L 643: “Figure S5 : ROC curve analysed for VAF values obtained by ddPCR.” 

-The comparison of the two Idylla and ddPCR methods in terms of the time required to perform the test and its cost should be added in the article.

We have evaluated the costs and modified the text as follows :

L195 : Table 1 : price comparison has been summarized

L 515 : “In our assessment, we found that the cost of Idylla was approximately twice that of ddPCR when starting from extracted DNA (see Table 1 and material and method section).”

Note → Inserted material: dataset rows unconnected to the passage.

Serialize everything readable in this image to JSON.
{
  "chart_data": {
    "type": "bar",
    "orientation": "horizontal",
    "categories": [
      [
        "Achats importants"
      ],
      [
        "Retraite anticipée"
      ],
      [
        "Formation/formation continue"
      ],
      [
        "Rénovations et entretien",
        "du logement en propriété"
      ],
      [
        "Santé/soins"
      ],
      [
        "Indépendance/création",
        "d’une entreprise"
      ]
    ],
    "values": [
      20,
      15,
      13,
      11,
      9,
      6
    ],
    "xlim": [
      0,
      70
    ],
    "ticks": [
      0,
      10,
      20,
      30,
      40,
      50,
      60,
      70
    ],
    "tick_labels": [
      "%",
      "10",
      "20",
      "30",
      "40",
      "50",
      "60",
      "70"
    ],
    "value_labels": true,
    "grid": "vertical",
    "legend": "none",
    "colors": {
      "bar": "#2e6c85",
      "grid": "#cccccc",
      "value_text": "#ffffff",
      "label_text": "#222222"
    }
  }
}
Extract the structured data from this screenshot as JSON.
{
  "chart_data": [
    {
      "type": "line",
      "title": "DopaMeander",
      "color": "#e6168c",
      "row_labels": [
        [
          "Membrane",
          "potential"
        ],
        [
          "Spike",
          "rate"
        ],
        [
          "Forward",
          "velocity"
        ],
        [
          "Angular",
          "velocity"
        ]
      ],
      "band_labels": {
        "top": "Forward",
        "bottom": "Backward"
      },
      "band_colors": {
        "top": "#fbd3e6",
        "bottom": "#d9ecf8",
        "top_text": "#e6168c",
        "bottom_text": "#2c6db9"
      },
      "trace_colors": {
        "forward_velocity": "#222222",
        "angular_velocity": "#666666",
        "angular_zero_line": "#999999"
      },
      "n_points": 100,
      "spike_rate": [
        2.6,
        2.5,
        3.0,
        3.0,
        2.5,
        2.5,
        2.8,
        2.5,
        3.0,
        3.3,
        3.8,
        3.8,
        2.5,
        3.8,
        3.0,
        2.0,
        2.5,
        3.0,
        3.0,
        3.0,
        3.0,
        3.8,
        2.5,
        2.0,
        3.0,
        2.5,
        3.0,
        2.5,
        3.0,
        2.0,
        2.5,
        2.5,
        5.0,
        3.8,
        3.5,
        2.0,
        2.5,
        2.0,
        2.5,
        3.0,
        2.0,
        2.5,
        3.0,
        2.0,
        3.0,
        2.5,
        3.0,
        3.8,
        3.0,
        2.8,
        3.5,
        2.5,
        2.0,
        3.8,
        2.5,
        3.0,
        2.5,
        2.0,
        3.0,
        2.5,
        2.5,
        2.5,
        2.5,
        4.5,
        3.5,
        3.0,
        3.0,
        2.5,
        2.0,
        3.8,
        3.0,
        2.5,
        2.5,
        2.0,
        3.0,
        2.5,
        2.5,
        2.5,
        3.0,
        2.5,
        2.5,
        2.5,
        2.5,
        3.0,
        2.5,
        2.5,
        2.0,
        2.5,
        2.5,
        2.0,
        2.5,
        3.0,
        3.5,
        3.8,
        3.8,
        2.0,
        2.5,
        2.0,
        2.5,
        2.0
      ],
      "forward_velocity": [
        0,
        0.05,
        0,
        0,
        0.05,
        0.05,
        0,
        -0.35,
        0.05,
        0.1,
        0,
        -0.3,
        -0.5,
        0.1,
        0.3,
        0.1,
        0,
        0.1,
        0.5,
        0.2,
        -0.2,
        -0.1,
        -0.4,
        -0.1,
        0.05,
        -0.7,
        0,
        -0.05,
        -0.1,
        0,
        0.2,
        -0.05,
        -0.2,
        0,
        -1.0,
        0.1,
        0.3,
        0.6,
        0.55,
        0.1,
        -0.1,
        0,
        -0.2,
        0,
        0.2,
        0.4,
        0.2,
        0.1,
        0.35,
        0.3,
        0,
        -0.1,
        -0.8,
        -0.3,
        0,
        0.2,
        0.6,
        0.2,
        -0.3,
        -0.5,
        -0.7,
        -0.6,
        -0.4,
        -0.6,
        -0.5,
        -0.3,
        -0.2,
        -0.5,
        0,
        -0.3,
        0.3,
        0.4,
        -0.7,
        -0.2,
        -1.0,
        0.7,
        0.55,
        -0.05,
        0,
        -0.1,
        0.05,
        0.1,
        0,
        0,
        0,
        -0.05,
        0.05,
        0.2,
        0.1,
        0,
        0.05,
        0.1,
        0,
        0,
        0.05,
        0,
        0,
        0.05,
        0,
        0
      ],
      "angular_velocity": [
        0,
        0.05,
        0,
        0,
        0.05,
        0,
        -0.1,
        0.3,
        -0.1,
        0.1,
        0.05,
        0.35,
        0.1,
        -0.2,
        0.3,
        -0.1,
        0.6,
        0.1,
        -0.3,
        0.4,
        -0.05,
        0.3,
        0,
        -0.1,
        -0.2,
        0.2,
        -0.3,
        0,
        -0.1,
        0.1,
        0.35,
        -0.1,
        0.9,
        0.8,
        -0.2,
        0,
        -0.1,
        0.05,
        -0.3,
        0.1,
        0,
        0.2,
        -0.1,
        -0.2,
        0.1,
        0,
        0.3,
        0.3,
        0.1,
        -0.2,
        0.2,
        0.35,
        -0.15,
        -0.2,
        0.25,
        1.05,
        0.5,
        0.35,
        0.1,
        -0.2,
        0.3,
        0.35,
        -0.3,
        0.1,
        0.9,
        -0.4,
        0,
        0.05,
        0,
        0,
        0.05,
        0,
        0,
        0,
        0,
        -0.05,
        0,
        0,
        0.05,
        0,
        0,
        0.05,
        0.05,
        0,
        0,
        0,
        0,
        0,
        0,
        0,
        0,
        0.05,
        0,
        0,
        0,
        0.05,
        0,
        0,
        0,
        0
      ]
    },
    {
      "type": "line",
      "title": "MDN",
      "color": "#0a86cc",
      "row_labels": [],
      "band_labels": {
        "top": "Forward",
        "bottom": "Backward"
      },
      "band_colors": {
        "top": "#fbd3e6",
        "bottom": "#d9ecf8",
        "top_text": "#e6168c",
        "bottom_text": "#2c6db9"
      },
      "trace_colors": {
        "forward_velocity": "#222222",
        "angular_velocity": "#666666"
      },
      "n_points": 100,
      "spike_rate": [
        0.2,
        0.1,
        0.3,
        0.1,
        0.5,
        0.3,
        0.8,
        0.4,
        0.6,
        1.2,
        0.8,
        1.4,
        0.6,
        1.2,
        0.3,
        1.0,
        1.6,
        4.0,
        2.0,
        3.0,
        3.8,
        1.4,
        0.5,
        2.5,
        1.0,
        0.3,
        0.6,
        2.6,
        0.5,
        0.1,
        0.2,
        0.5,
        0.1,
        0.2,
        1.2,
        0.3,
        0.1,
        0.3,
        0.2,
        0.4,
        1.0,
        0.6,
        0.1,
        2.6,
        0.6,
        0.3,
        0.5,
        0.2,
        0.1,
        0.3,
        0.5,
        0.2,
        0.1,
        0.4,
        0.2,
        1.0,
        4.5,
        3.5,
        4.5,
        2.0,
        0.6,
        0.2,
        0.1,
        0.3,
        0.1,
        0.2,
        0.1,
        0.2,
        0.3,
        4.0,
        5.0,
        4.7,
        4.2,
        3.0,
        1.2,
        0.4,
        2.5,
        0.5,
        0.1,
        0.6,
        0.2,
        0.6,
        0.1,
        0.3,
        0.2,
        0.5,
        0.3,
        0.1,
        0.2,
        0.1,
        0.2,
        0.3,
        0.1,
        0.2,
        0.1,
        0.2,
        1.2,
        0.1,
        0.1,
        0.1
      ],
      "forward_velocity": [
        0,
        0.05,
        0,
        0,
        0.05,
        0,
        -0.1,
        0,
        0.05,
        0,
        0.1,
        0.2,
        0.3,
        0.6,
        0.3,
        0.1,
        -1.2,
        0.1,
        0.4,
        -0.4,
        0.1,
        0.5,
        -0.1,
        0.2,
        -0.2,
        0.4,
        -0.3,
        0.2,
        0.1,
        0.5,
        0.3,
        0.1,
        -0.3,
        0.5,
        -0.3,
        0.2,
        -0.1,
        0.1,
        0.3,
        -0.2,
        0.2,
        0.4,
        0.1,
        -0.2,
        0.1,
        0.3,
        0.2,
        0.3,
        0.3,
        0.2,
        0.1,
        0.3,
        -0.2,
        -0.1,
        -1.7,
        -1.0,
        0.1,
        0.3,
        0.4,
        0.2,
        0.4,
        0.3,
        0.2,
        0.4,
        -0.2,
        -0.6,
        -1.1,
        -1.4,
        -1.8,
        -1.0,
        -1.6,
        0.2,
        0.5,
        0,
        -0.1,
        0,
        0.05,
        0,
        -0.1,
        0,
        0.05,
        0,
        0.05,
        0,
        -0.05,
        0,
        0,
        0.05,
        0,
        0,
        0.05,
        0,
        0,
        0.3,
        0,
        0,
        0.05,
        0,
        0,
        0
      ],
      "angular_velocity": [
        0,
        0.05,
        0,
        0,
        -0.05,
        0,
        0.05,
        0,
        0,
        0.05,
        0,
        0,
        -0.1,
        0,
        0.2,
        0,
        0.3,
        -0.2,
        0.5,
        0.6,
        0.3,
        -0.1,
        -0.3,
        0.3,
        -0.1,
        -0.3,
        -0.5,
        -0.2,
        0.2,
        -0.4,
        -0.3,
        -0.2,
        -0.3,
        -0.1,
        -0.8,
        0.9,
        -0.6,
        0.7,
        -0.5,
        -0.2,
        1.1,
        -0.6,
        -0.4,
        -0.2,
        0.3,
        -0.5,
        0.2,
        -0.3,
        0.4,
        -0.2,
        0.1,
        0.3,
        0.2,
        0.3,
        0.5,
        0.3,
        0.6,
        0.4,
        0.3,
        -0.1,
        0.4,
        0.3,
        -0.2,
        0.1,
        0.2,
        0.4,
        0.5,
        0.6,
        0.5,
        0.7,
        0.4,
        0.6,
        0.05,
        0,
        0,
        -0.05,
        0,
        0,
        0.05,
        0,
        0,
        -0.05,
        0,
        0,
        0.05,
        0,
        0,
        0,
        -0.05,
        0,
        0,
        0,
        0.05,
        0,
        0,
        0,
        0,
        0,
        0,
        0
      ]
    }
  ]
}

L608 : in the material and methods section :

“4.4. Cost and Hands-on Time

A cost analysis was conducted for both single-patient and multi-patient scenarios, considering the expenses associated with hands-on time and reagent kit costs. Notably, this calculation excludes the costs of consumable materials not included in the kit, equipment procurement and maintenance. The hourly rate for technical labor was set at €41/hour, while biological interpretation was valued at €97/hour, following French regulations. For the Idylla system, the estimated technical time required was 10 minutes, encompassing DNA deposition and cartridge preparation, as well as the initiation of the analysis on the Idylla instrument. Biological interpretation took an additional 15 minutes for visualization and curve validation. The cartridge cost was €220. For ddPCR, the total cost was determined based on 1.4 hours of hands-on technical work, which included PCR mix preparation and droplet generation (45 minutes), droplet reading (20 minutes), and droplet selection for genotyping using Quantasoft software (20 minutes). Additionally, 20 minutes of pathologist time was considered, and reagent costs ranged from €60 to €24 for 1 to 10 simultaneous analyses (regardless of the number of samples, both negative and positive controls were required for each run). Importantly, the ddPCR experiment allowed for the management of several samples within 5 hours of hands-on time, whereas the Idylla device could process only one sample in 3 hours.”

Comments on the Quality of English Language

The manuscript has been corrected by the English proofreading department of the Hospices Civils de Lyon

We added this mention in the acknowledgment section

L 668 : “We thank Véréna Landel (Direction de la Recherche en Santé, Hospices Civils de Lyon) for her help in manuscript preparation.”